Outreach and Consultation

  • Practicum trainees engage in a minimum of one outreach activity each term and are encouraged to engage in more as activities become available that meet trainee interests and style.
  • Our center is committed to community engagement to raise awareness of mental health concerns, participating in prevention efforts, and reaching traditionally underserved populations. Examples include but are not limited to writing articles for our student newspaper (Pacific Index), psychoeducational presentations to various student groups, creating fliers or other written materials for students, drop in workshops, BIPOC Let’s Talk, and tabling to engage students in increased awareness of our services and mental health topics

Breakdown of Hours

  • Statistics from years 2016-2019 indicate that during a 9 month 20 hour practicum placement, students average 204 direct client hours (range = 143-240).
  • Trainees spend approximately 60% of their hours per week in direct service, 15% in training and supervision, and 25% completing paperwork and case management.

Supervision and Training Support

  • 2-day orientation to our center and staff (~16 hrs/yr)
  • One-hour a week of individual supervision with primary supervisor (~31 hrs/yr)
    • Review of video and audio tape included in supervision
  • One-hour a week of administrative staff meetings and clinical consultation with the entire SCC staff (~31 hrs/yr)
  • BIPOC and White Affinity racial healing professional consultation and group supervision on a bi-weekly basis (~15 hrs/yr)
  • Professional development seminars on a bi-weekly basis on a range of topics pertinent to college mental health (~15 hrs/yr)
  • Trainees engage in a case presentation once per semester
  • SCC senior staff encourage consultation and operate with an open-door policy to support trainees in skills-acquisition

Logistical Considerations

  • Our training site is open to those in their second practicum or Clinical Field Work and to those who have not been in ongoing therapy* at the SCC.
  • Practicum training occurs between mid-August and Mid-June.
  • Training occurs at the Forest Grove location only.
  • Clinic operating hours are Monday – Friday 9:00am – 5:00pm. Outreach programming is occasionally scheduled outside of normal business hours.
  • This is a nine month position (typically third week of August – third week of May).
  • There are several clinic closures during the academic year including Thanksgiving break (beginning Wednesday at noon), Winter Break (typically mid-December through the first Monday in January), and Spring break (typically the last week of March). Please check the Arts & Sciences Calendar for exact dates and note that these dates may not align with SGP breaks.

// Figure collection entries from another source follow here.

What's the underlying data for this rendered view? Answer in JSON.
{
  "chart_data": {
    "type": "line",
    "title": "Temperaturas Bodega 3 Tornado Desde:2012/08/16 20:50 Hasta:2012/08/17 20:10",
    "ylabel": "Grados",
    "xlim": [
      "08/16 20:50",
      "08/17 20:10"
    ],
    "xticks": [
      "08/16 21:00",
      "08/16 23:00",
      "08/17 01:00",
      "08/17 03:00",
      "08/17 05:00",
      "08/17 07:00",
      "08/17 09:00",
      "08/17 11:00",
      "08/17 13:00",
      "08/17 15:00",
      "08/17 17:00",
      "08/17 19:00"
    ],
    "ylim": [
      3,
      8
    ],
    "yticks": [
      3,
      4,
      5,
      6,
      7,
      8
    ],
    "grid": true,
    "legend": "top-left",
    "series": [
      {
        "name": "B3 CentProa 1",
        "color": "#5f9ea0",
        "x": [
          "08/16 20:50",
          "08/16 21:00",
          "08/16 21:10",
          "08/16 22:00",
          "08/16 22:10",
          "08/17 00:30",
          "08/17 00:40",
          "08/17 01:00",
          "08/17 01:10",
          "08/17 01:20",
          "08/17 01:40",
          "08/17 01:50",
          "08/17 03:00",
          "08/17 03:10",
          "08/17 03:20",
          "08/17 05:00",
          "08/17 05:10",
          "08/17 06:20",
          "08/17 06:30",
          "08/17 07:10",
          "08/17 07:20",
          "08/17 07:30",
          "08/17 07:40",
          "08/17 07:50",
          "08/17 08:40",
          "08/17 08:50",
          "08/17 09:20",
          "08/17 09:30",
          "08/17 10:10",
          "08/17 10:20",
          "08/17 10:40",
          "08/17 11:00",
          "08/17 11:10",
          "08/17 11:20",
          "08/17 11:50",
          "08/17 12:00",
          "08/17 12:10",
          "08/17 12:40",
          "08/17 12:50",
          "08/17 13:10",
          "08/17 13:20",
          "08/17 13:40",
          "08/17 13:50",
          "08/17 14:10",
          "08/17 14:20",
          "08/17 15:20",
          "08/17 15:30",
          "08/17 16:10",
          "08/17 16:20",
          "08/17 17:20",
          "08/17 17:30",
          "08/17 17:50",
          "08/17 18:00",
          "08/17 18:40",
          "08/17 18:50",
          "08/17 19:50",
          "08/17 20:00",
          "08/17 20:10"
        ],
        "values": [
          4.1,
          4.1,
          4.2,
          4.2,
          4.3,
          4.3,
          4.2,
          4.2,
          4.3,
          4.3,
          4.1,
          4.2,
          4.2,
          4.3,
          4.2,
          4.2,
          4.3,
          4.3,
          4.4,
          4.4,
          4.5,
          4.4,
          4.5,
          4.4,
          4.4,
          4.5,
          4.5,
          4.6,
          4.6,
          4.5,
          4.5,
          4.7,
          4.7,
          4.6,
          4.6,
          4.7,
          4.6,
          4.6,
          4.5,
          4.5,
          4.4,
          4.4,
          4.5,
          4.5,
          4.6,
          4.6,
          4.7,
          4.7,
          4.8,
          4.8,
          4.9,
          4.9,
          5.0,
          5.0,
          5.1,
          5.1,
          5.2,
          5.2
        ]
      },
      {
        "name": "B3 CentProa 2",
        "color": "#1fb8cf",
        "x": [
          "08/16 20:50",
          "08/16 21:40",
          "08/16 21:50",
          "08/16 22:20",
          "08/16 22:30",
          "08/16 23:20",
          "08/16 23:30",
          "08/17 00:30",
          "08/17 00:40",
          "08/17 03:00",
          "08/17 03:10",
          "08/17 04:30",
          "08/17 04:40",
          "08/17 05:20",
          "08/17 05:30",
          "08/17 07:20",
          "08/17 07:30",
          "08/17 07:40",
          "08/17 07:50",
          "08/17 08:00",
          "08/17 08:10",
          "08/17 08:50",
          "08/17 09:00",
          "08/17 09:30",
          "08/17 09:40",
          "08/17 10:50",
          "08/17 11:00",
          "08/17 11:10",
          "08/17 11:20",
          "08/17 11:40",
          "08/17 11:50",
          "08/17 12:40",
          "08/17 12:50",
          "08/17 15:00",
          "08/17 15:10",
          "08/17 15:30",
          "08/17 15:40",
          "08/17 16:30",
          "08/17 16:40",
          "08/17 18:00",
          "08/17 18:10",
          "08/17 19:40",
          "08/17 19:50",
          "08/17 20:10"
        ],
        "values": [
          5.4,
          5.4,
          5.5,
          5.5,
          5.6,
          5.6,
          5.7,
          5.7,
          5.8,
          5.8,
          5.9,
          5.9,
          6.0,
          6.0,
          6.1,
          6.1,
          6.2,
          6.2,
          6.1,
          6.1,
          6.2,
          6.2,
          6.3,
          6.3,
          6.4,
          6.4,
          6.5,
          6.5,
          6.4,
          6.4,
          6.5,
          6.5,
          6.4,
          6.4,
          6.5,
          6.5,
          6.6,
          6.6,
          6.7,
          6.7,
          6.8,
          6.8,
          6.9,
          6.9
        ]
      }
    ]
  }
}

* Students from Pacific University's School of Graduate Psychology receive psychotherapy and crisis services from SCC senior staff only, and practicum students do not have access to any scheduling or clinical information regarding their peers. More detailed information regarding the impact on training options for SGP students who access the Student Counseling Center for clinical services is available in the Information for Pacific University Graduate Psychology Students Accessing the Student Counseling Center.